実施例10は、大気中において、加熱の有無に関係なく、330分であった。一方、比較例14は3分で激しい発泡が認められた。大気中加熱なしに比べ、大幅に時間が短縮され耐食性が悪化したことがわかる。これは、150℃の大気中加熱により、ポーラス型アノード酸化皮膜に母材まで達したひび割れが生じたためで、耐食性皮膜に覆われていない部分ができたからに他ならない。また、実施例10が大気中加熱後の方が大気中加熱前よりも耐食性が高くなったのは、大気中加熱により、表面の酸化皮膜が更に強固になった可能性がある。このように本実施例によれば温度が上昇する部分においても高い耐食性を維持できることがわかった。

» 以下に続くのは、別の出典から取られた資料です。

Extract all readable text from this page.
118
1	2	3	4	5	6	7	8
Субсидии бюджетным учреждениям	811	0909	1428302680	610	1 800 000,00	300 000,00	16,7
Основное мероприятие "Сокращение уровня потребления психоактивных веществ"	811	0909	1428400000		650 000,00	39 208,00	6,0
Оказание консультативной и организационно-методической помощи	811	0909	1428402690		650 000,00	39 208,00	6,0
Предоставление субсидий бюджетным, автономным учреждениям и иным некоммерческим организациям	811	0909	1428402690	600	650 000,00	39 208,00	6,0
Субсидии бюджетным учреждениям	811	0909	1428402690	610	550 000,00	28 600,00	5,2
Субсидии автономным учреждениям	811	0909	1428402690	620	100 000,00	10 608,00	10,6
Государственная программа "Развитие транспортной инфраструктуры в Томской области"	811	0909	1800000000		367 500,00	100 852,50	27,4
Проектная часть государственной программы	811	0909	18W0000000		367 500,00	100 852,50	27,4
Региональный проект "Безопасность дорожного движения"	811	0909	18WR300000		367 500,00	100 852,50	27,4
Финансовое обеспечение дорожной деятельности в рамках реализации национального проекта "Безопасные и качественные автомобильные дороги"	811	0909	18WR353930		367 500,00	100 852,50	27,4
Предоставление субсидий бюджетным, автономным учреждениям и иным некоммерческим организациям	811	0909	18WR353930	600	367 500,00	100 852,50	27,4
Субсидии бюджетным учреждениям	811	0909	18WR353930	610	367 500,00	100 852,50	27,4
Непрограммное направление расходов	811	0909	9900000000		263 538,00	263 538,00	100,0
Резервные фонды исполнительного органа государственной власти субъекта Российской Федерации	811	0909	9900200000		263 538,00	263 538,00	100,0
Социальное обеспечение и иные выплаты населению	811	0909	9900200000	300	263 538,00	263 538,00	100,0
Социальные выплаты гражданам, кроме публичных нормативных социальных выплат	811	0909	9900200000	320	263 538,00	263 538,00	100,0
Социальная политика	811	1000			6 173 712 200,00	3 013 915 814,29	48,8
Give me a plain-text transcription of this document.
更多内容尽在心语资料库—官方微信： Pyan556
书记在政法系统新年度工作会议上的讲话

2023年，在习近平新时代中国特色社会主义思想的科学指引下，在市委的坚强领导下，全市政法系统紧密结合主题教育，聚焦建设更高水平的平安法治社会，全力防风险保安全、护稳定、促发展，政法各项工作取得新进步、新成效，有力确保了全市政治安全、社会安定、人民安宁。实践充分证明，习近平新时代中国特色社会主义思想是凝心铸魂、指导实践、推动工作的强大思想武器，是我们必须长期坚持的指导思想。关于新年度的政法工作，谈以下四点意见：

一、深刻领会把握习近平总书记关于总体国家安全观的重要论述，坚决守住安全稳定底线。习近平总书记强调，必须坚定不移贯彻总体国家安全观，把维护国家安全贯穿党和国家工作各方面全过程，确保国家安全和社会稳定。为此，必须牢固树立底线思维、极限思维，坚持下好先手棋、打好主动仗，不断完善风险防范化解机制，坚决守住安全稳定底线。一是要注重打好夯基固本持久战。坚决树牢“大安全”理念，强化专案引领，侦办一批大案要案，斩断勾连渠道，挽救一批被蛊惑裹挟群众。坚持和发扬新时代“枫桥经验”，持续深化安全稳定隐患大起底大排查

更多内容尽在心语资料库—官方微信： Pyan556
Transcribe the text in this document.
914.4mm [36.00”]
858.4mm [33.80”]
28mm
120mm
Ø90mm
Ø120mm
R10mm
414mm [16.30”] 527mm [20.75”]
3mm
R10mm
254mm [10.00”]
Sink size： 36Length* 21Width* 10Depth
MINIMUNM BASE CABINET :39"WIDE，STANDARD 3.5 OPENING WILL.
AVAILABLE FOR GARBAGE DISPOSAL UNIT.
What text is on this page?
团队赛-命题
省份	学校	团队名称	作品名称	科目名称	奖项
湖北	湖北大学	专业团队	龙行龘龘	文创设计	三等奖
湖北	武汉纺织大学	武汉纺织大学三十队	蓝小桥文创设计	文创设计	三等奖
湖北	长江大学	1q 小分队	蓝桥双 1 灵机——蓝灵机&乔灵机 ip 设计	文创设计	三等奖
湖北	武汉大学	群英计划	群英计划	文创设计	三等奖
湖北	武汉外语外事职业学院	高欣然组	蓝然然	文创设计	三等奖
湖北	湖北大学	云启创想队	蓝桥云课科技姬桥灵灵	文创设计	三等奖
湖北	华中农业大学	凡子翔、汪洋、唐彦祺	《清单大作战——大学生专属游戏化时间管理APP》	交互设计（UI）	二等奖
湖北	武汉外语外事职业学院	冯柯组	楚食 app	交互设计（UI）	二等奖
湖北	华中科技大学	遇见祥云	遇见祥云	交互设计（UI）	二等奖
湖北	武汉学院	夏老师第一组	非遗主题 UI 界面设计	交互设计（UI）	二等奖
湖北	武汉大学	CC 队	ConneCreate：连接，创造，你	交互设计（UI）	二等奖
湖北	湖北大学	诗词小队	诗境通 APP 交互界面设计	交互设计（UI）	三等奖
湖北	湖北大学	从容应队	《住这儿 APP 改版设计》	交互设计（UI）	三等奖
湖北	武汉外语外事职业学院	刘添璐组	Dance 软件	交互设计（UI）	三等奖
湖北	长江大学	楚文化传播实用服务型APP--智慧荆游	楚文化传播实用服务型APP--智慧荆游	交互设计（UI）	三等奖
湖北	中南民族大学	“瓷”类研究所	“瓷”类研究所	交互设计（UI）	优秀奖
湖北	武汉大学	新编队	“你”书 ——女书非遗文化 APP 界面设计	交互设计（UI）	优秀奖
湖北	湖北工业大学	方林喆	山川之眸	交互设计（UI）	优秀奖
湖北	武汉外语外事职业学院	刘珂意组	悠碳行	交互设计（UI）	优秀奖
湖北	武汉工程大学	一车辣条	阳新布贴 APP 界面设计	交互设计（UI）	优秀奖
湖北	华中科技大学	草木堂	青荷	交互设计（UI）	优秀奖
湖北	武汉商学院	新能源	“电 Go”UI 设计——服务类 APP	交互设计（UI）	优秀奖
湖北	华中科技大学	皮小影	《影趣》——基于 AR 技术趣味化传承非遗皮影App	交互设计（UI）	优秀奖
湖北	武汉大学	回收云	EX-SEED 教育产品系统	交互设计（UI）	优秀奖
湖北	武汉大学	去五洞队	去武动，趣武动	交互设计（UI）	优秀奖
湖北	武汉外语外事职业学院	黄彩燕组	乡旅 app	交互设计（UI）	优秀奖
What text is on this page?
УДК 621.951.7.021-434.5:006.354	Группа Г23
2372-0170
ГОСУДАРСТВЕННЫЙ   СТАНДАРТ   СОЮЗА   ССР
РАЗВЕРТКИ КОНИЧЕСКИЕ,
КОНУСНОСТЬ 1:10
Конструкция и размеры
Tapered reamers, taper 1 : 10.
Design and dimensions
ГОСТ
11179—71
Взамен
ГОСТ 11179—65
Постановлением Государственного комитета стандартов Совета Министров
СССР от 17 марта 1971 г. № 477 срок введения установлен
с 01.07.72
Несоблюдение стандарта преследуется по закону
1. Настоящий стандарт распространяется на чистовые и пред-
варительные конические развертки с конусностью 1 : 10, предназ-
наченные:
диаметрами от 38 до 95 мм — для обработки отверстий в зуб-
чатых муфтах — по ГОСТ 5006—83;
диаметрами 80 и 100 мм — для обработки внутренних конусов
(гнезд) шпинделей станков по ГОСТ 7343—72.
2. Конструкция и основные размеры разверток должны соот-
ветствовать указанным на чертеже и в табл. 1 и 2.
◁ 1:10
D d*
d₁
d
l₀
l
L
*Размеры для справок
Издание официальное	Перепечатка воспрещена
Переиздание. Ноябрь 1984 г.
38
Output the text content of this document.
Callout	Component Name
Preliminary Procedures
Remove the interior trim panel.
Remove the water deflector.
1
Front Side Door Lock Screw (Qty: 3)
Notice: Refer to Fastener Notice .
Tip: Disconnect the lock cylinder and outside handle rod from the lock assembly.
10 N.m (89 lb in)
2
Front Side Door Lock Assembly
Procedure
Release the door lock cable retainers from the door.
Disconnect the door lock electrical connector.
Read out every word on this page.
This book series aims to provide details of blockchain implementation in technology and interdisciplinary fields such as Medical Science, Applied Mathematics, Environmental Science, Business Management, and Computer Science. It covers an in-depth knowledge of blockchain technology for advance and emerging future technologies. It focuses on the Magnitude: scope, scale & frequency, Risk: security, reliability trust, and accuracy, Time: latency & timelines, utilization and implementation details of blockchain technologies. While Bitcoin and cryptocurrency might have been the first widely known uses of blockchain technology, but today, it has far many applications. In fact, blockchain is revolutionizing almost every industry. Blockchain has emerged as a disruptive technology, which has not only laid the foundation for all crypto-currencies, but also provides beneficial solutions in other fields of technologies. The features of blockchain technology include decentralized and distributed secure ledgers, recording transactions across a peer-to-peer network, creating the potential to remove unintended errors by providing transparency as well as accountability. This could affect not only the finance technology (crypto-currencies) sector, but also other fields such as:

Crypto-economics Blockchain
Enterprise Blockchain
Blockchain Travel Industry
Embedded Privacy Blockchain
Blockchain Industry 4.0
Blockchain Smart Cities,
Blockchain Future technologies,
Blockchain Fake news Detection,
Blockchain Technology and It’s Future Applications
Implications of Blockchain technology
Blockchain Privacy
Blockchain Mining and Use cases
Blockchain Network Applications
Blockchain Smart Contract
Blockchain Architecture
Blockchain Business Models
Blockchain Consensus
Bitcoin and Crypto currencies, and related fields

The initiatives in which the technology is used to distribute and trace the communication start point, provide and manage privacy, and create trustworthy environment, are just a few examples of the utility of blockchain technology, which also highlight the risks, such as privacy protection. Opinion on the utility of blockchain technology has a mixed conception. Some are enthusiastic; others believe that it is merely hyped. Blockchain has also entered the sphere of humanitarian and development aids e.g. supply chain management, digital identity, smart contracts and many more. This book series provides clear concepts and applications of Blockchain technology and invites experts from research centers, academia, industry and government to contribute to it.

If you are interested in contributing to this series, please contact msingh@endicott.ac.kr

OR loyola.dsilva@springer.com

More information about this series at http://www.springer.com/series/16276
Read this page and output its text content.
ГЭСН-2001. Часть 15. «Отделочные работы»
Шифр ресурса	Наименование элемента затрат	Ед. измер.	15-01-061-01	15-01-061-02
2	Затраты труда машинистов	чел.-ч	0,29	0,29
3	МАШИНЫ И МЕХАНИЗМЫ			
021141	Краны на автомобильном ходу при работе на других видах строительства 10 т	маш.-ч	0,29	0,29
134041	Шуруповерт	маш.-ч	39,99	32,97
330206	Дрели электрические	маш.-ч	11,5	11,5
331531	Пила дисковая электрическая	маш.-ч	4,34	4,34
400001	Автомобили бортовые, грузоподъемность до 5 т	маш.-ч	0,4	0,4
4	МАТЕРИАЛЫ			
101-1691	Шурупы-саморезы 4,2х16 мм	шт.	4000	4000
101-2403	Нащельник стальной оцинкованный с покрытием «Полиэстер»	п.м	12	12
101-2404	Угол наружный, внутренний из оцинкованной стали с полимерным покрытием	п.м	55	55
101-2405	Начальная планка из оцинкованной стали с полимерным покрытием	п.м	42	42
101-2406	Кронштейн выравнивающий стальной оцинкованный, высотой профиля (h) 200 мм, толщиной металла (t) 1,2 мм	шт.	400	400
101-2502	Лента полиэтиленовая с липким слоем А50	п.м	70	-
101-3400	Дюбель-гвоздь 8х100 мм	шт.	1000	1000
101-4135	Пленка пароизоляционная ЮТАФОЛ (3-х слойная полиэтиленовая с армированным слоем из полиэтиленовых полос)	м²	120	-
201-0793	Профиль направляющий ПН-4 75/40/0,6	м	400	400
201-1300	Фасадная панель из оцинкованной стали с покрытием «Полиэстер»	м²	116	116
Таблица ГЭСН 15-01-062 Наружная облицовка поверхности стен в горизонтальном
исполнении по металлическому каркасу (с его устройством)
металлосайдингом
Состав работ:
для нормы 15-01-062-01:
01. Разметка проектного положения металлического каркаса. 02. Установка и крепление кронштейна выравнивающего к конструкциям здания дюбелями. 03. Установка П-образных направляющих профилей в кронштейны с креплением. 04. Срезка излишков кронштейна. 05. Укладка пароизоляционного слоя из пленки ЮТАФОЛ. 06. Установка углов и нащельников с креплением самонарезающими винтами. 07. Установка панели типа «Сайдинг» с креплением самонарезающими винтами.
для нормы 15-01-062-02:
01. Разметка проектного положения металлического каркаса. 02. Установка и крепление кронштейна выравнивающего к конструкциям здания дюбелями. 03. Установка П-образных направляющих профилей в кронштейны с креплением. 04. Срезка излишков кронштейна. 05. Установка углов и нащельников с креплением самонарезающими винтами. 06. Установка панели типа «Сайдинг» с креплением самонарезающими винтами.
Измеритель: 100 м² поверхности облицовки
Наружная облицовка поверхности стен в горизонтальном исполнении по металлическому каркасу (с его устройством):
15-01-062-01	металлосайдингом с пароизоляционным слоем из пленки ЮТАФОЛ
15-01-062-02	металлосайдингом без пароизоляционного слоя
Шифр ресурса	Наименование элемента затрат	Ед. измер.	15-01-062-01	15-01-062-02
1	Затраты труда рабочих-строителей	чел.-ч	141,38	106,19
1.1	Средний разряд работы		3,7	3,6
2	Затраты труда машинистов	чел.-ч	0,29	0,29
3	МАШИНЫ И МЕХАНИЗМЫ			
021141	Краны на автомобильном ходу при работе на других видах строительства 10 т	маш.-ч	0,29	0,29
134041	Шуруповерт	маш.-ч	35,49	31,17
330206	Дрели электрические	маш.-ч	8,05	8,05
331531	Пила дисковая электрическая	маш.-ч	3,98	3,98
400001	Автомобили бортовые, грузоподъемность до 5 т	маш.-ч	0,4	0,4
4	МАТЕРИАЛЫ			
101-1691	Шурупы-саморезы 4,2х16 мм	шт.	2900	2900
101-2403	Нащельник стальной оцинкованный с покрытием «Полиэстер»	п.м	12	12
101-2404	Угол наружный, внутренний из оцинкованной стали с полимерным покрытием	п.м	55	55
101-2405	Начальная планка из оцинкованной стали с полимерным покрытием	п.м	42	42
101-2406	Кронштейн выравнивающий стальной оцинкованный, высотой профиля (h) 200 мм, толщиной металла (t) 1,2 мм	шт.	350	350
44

本発明は、特に、貫通孔等の電極を装着することが困難な複雑な形状を備えたアルミニウム又はアルミニウム合金を母材とする部材に対して耐食性を付与する上で産業上の利用可能性を有する。
1 端面
2 貫通孔
3 水冷ブロック
4 取付用孔
5 ガス配管用T型継ぎ手
6 ボディ
7 ベローズバルブ
8 真空クランプフランジ付き配管
9 ボディ
10 フランジ
11 真空クランプフランジ付きL型バルブ
12 油回転ポンプ
13 ターボ分子ポンプ
14 ピラニー真空計
15 電離真空計
16 オリフィス

Claims (6)

  1. アルミニウム又はアルミニウム合金から構成された母材を、アルカリ溶液中に浸漬して、火花放電を伴うアノード酸化処理を行うことにより、前記母材表面に酸化皮膜を形成する方法であって、前記アノード酸化処理は、200V以上の第1の電圧で所定の時間処理する工程と、第1の電圧による処理開始時の電流密度よりも低い所定の電流密度まで低下した際に第1の電圧よりも低い他の電圧で所定の時間処理する工程とを含むことを特徴とする酸化皮膜の形成方法。
  2. 前記他の電圧は、200V〜400Vの間の電圧であることを特徴とする請求項1に記載の酸化皮膜の形成方法。
  3. 第1の電圧まで、所定の電流密度で電圧を上昇させることを特徴とする請求項1又は2に記載の酸化皮膜の形成方法。
  4. 前記母材は、鋳造により得られたアルミニウム又はアルミニウム合金とし、前記被処理部材は、貫通孔を備えたことを特徴とする請求項1乃至3の何れか1項に記載の酸化皮膜の形成方法。
  5. 前記貫通孔内に電極を配置せずに、前記酸化皮膜を形成することを特徴とする請求項4に記載の酸化皮膜の形成方法。
  6. 前記酸化皮膜が形成された母材を150℃〜500℃で加熱することを特徴とする請求項1乃至5の何れか1項に記載の酸化皮膜の形成方法。